Value from Valuators
Like anything else, if you Google “valuation rules for manufacturers,” a wide range of results will appear. For manufactures, a common rule of thumb is to calculate four to five times the earnings before interest, taxes, depreciation and amortization (EBITDA). Many businesses, however, sell for more or less than this range.
For a purchase offer, this oversimplified formula can serve as a useful sanity check. However, do not rely on it alone; after all, this transaction is possibly the most important business decision you’ll ever face.
For manufacturers, tangible assets — such as receivables, inventory and equipment — are important. Intangibles — such as customer lists, patents, assembled workforce and goodwill — also contribute significant value in a technology-driven, relationship-based market. So, professional valuators generally rely on market- or income-based methods when valuing businesses in the manufacturing sector, looking beyond the cost approach.
The Market Gets the Last Word
Comparable public stocks or private company sales may help value your business under the market approach. However, finding comparables can be tricky. Many small, private manufacturers tend to be “pure players,” whereas public companies may be conglomerates, making meaningful public stock comparisons difficult.

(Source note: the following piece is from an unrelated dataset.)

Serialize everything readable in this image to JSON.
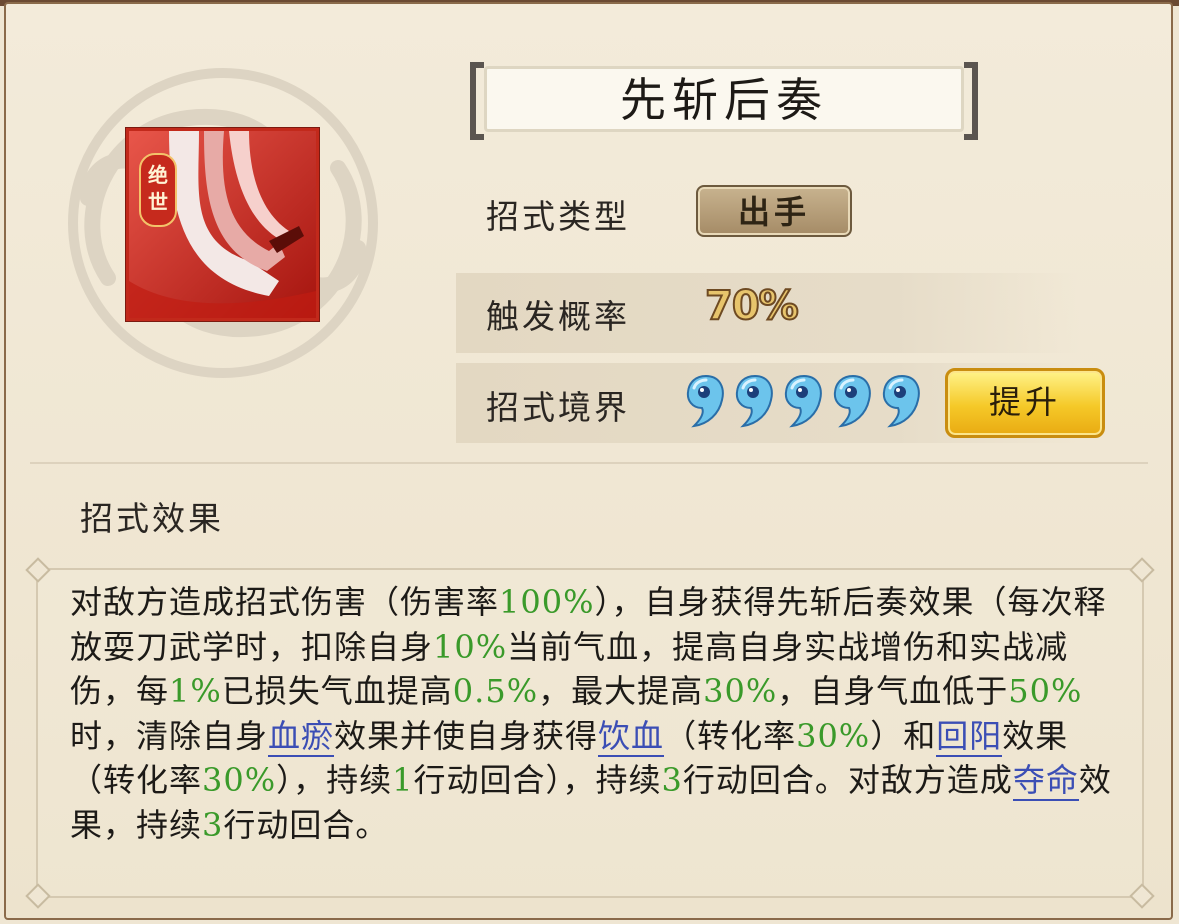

When researching transaction databases, it is essential to filter deals using relevant criteria, such as industrial classification codes, size and location. You may need adjustments to account for differences in financial performance, and to arrive at a cash-equivalent value if comparable transactions include noncash terms and future payouts (such as earnouts or installment payments).
Expected cash flows converted to present value may determine how much investors will pay for a business interest under the income approach. For a variety of items — such as accelerated depreciation rates, market-rate rents and discretionary spending — reported earnings may also need adjustments — such as below-market owners’ compensation or nonessential travel expenses.
A key ingredient under the income approach is the discount rate used to convert future cash flows to their net present value. Discount rates vary depending on an investment’s perceived risk in the marketplace.
Before using financial statements to appraise a business, professional valuators sometimes alter them. The three common types of adjustments are:
- Normalizing. These align the company’s financial statements with GAAP or industry standards. For example, if the company uses the cash (vs. the accrual) accounting method, balance sheet items might be adjusted.
- Nonrecurring and nonoperating items. Historical financial results aren’t as relevant to investors as future potential. Valuators might eliminate discontinued operations and one-time events unless they’re expected to recur.
- Discretionary spending. These adjustments aren’t appropriate for all businesses. For instance, above- or below-market owners’ compensation may be adjusted, but only if the owner will be leaving.